Is there any difference between demodulating LSB versus USB in software from IQ samples other setting the complex mixer frequency (LO) below or above the SSB signal frequency? (and excluding any filtering required)
No, there is no difference other than the relationship of the passband and the mixer/“carrier” frequency, as you have already observed.
- For USB, you downconvert (mix down) to baseband, apply a band-pass filter (with complex tap values) with edges at (more or less) 0 to +3 kHz, then ignore the I or Q output and take the other as the audio signal.
- For LSB, you do the same thing except that the band pass filter is around −3 to 0 kHz instead.
I'd also like to note that there really is not such a thing as “the SSB signal frequency”. Certainly you can point at the middle of the passband, more or less, but where that frequency lies depends on the filter shape used by the transmitter and would be very difficult to measure in the presence of noise. The only precise frequency value you can define for a SSB signal is the mixer/carrier frequency, and it's much more useful all around because that's the one that you have to get right to demodulate accurately.

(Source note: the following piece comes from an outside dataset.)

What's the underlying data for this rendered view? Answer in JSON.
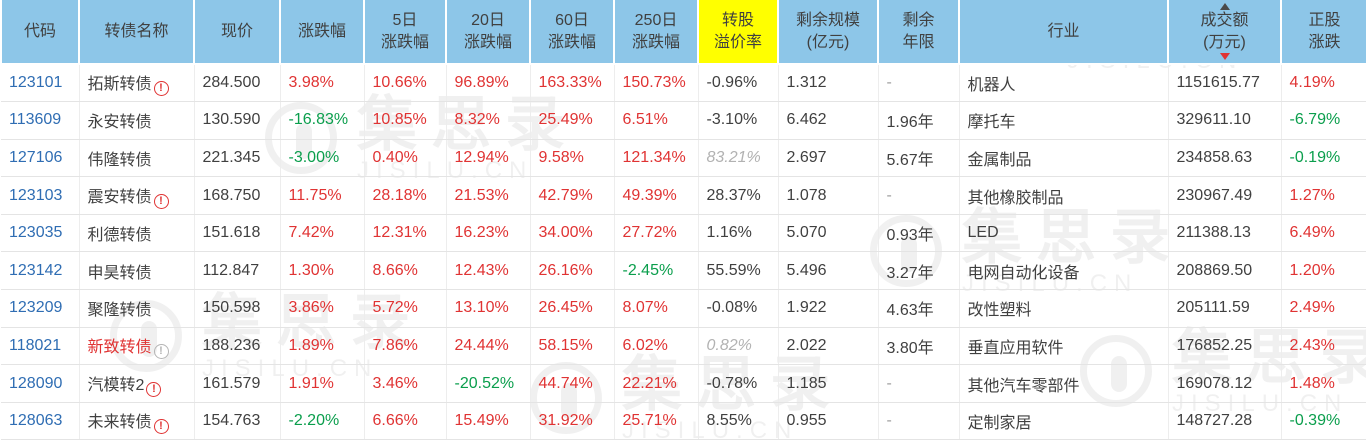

Would swapping the I and Q channels before mixing and demodulation make any difference?
Swapping I and Q in any signal has the effect of inverting the frequency spectrum, which converts LSB into USB and vice versa, and a 90° phase shift (which is irrelevant to anything unless you are comparing it to the unswapped version in some way).
It'd be a perfectly fine way to implement a SSB receiver to define one filter and switch between LSB and USB by swapping I and Q or not. You can also negate Q instead.
It is useful to visualize what is going on: remember that a simple unmodulated signal is a complex sinusoid, or $(\sin(\omega t), \cos(\omega t))$. Visualize that: a point moving around the unit circle, or a helix in three dimensions. If you swap I and Q then you have $(\cos(\omega t), \sin(\omega t))$ instead, which is just a point moving in the other direction (the frequency is negated) and with a different position at any given time than the other case (the phase shift).